Sunday 1st November 2015 signifies the start of a new journey for me. I'll be taking part in NaNoWriMo - National Novel Writing Month - for the first time, alongside over 300,000 other aspiring authors around the world. The aim is to write 50,000 words of a novel within 30 days.
I was persuaded to sign up for NaNoWriMo last December by bestselling crime fiction author Elizabeth Haynes - this year will be her 10th NaNoWriMo. You can read more about her thoughts and experiences on her blog.
My ultimate dream since childhood has been to write fiction. At university, I obtained a BSc in Biomedical Science, with plans to follow on with a PhD in Forensics and then maybe write crime novels one day. But in the final year of my BSc., I was sidetracked by the idea of a career in journalism. I went on to complete an MSc. in Science Communication, before working for consumer and pharmacy magazines, writing about health. Over the last 20 years, I have also edited health books, magazines and websites. My non-fiction book on children's allergies was first published in 2009.
Last December, I set up a book reviews blog to share my love of reading with anyone who's interested in books (and is prepared to listen). On there, I review fiction and interview authors. I'm often found tweeting about books and reading too.
But reading novels isn't enough for me. I still want to write a novel of my own.
As a health journalist and editor, I'm used to writing and editing on a daily basis. Yet I have struggled to fit fiction writing into my life, alongside family and work. I'm now hoping that this will change - that making a commitment to NaNoWriMo 2015 is my chance to get myself into a daily writing routine.

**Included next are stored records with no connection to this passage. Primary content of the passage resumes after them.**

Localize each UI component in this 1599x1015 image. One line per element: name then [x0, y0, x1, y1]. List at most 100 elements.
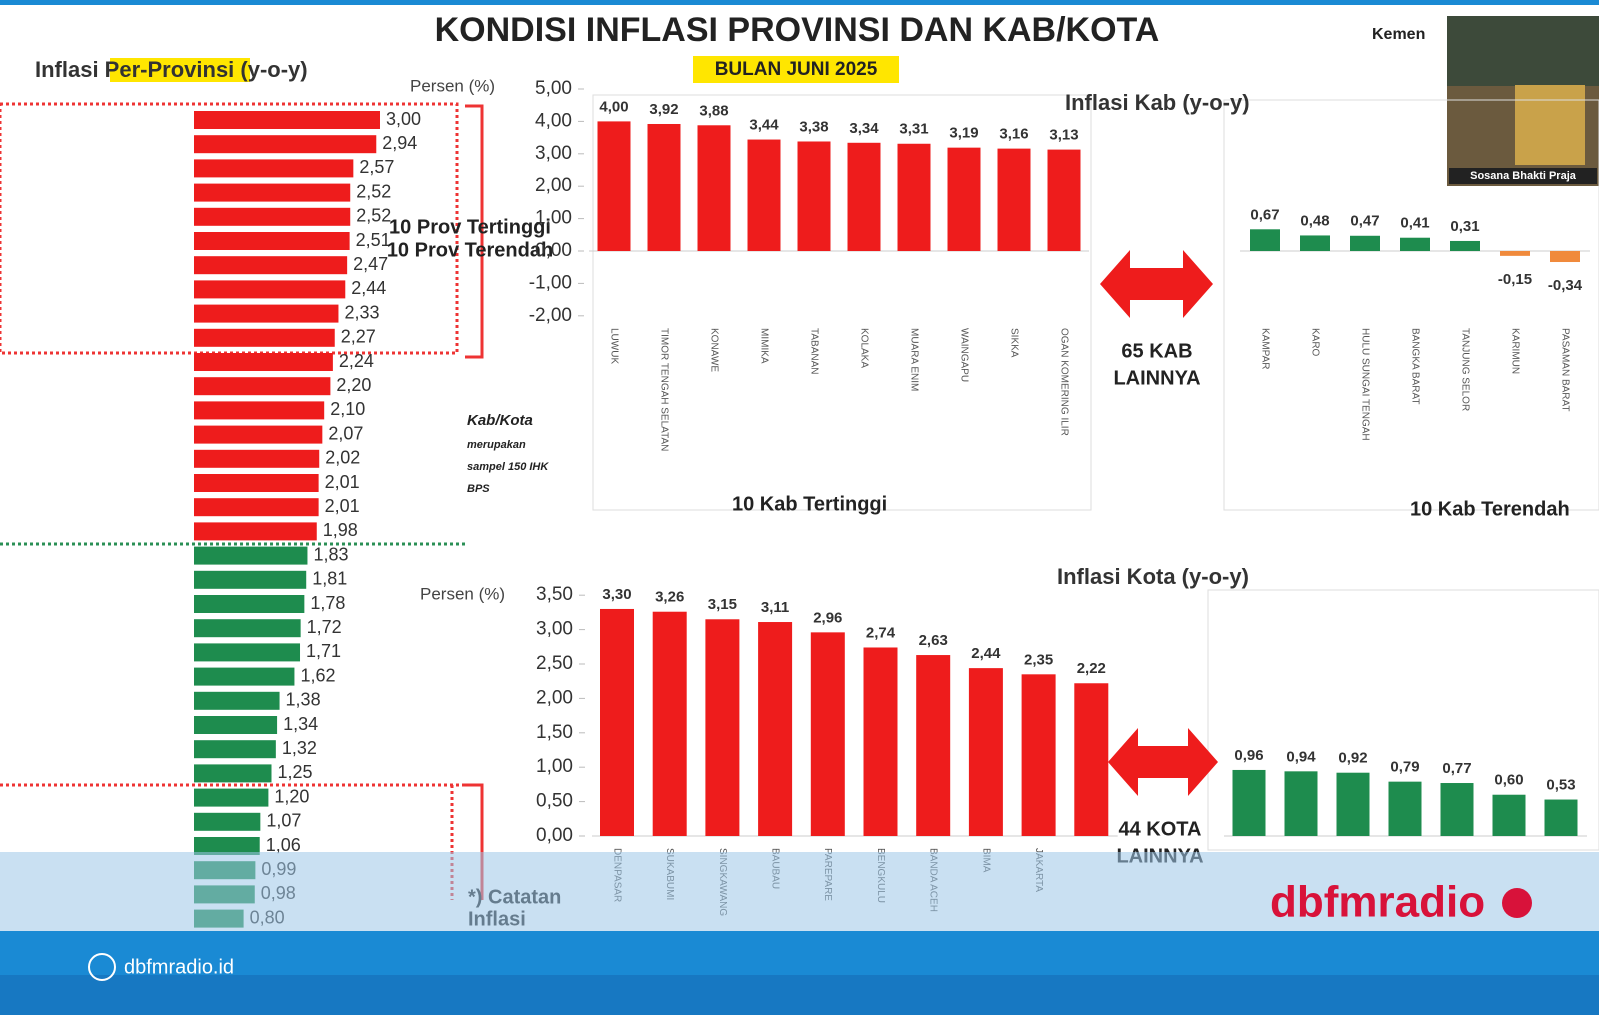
- value-label: -0,34: [1548, 277, 1583, 294]
- bar: [194, 111, 380, 129]
- value-label: 2,22: [1077, 660, 1106, 677]
- value-label: 3,92: [649, 101, 678, 118]
- bar: [194, 764, 272, 783]
- bar: [1284, 771, 1318, 836]
- bar: [194, 449, 320, 468]
- bar: [1450, 240, 1480, 251]
- bar: [194, 328, 335, 347]
- corner-text: Kemen: [1372, 26, 1425, 43]
- bar: [1232, 769, 1266, 836]
- value-label: 1,34: [283, 714, 318, 734]
- value-label: 3,34: [849, 120, 879, 137]
- y-tick-label: 4,00: [535, 110, 572, 131]
- value-label: 3,44: [749, 117, 779, 134]
- value-label: 0,53: [1546, 777, 1575, 794]
- bar: [797, 141, 831, 251]
- value-label: 1,25: [278, 762, 313, 782]
- category-label: KARO: [1309, 328, 1320, 357]
- webcam: Sosana Bhakti Praja: [1447, 16, 1599, 186]
- chart-title: Inflasi Per-Provinsi (y-o-y): [35, 57, 308, 82]
- y-tick-label: 0,00: [536, 825, 573, 846]
- y-tick-label: 1,50: [536, 722, 573, 743]
- bar: [810, 632, 845, 836]
- value-label: 1,98: [323, 520, 358, 540]
- annotation: sampel 150 IHK: [467, 461, 549, 473]
- value-label: 0,92: [1338, 750, 1367, 767]
- y-tick-label: -1,00: [529, 272, 572, 293]
- annotation: 44 KOTA: [1119, 818, 1202, 840]
- bar: [194, 837, 260, 855]
- y-tick-label: 5,00: [535, 78, 572, 99]
- y-tick-label: -2,00: [529, 305, 572, 326]
- subtitle-highlight: [693, 56, 899, 83]
- value-label: 3,13: [1049, 127, 1078, 144]
- bar: [194, 353, 333, 371]
- value-label: 2,94: [382, 133, 417, 153]
- overlay-band: [0, 852, 1599, 932]
- bar: [1544, 799, 1578, 836]
- annotation: 10 Prov Terendah: [387, 239, 553, 261]
- title-highlight: [110, 58, 250, 82]
- bar: [647, 123, 681, 251]
- value-label: 2,44: [351, 278, 386, 298]
- bar: [1250, 229, 1280, 251]
- annotation: BPS: [467, 483, 490, 495]
- y-tick-label: 2,00: [535, 175, 572, 196]
- arrow: [1108, 728, 1218, 796]
- bar: [194, 716, 278, 734]
- value-label: 2,35: [1024, 651, 1053, 668]
- value-label: -0,15: [1498, 271, 1532, 288]
- category-label: TIMOR TENGAH SELATAN: [658, 328, 669, 451]
- value-label: 1,20: [274, 786, 309, 806]
- bar: [758, 622, 793, 836]
- value-label: 1,78: [310, 593, 345, 613]
- bar: [1021, 674, 1056, 836]
- top-strip: [0, 0, 1599, 5]
- value-label: 2,52: [356, 206, 391, 226]
- category-label: LUWUK: [608, 328, 619, 364]
- value-label: 3,38: [799, 118, 828, 135]
- value-label: 2,44: [971, 645, 1001, 662]
- value-label: 0,94: [1286, 748, 1316, 765]
- webcam-caption: Sosana Bhakti Praja: [1470, 170, 1577, 182]
- annotation: merupakan: [467, 439, 526, 451]
- value-label: 0,47: [1350, 213, 1379, 230]
- y-tick-label: 3,00: [535, 143, 572, 164]
- bar: [194, 522, 317, 541]
- value-label: 2,63: [919, 632, 948, 649]
- value-label: 2,01: [325, 496, 360, 516]
- group-label: 10 Kab Terendah: [1410, 498, 1570, 520]
- value-label: 1,83: [313, 544, 348, 564]
- annotation: LAINNYA: [1113, 367, 1200, 389]
- category-label: OGAN KOMERING ILIR: [1058, 328, 1069, 436]
- bar: [194, 304, 339, 323]
- bar: [1400, 237, 1430, 251]
- category-label: MIMIKA: [758, 328, 769, 364]
- y-tick-label: 1,00: [536, 756, 573, 777]
- value-label: 1,38: [286, 690, 321, 710]
- bar: [947, 147, 981, 251]
- footer-brand: dbfmradio: [1270, 878, 1485, 927]
- value-label: 2,52: [356, 181, 391, 201]
- category-label: KOLAKA: [858, 328, 869, 368]
- bar: [194, 595, 305, 613]
- bar: [194, 207, 351, 226]
- bar: [194, 401, 325, 420]
- bar: [194, 546, 308, 565]
- value-label: 0,31: [1450, 218, 1479, 235]
- value-label: 3,19: [949, 125, 978, 142]
- bar: [194, 788, 269, 807]
- y-axis-label: Persen (%): [410, 76, 495, 95]
- value-label: 1,71: [306, 641, 341, 661]
- bar: [194, 812, 261, 831]
- value-label: 2,57: [359, 157, 394, 177]
- y-tick-label: 0,00: [535, 240, 572, 261]
- bar: [916, 655, 951, 836]
- bar: [697, 125, 731, 251]
- annotation: Kab/Kota: [467, 412, 533, 429]
- category-label: KARIMUN: [1509, 328, 1520, 374]
- value-label: 3,11: [761, 599, 789, 616]
- dotted-frames: [0, 102, 465, 900]
- value-label: 2,01: [325, 472, 360, 492]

I have started writing several novels over the years, including a historical fiction novel, which is loosely based on the story of a great-uncle of mine during WW2. I'm still only around 30,000 words in, and it's become a chore.
Over the last year, I have been in contact with many authors (in the real and virtual worlds) - some established, some debut, some still looking to get published. I have asked many of them for advice on writing a first draft. The responses have included:
"Most first drafts are terrible, but don't let that put you off!"
"Never give up. No matter if you believe the last 2,000 words you wrote are rubbish - leave them for 24 hours and then go back and read through. A few changes can make a world of difference."
"Write now, edit later."
"What you write at first will not be very good. If you think it is, you're doing it wrong. Keep going, persevere, and eventually something will work out. Don't try to be clever. Just write the story."
"Just get it out without judgement. You can worry about whether it's any good or not, and change it as many times as you like, once the words are on the page."
So it seems that what I really need to do is blitz my first draft. And over the next few weeks (maybe months), I plan to do just that - with no editing along the way and very little research until it's finished. The editing and more research will come later, once I have written the story from beginning to end. I have a book idea buzzing around my head. I'm now desperate to bring the story and characters to life.
I can't put my life on hold completely over the next few weeks. But I can certainly commit myself to at least two hours writing time every day, preferably first thing in the morning before my work beckons.
I have no idea if I'll achieve 50,000 words in 30 days. But I will certainly do my best. What's important to me is getting into a writing routine. Making fiction writing a priority in my life, yet still managing to achieve all my work deadlines. I plan to keep up that writing routine long after NaNoWriMo ends.
So I'm heading into November with my laptop ready. And I'll see everyone on the other side - hopefully with around 50,000 words to show for it.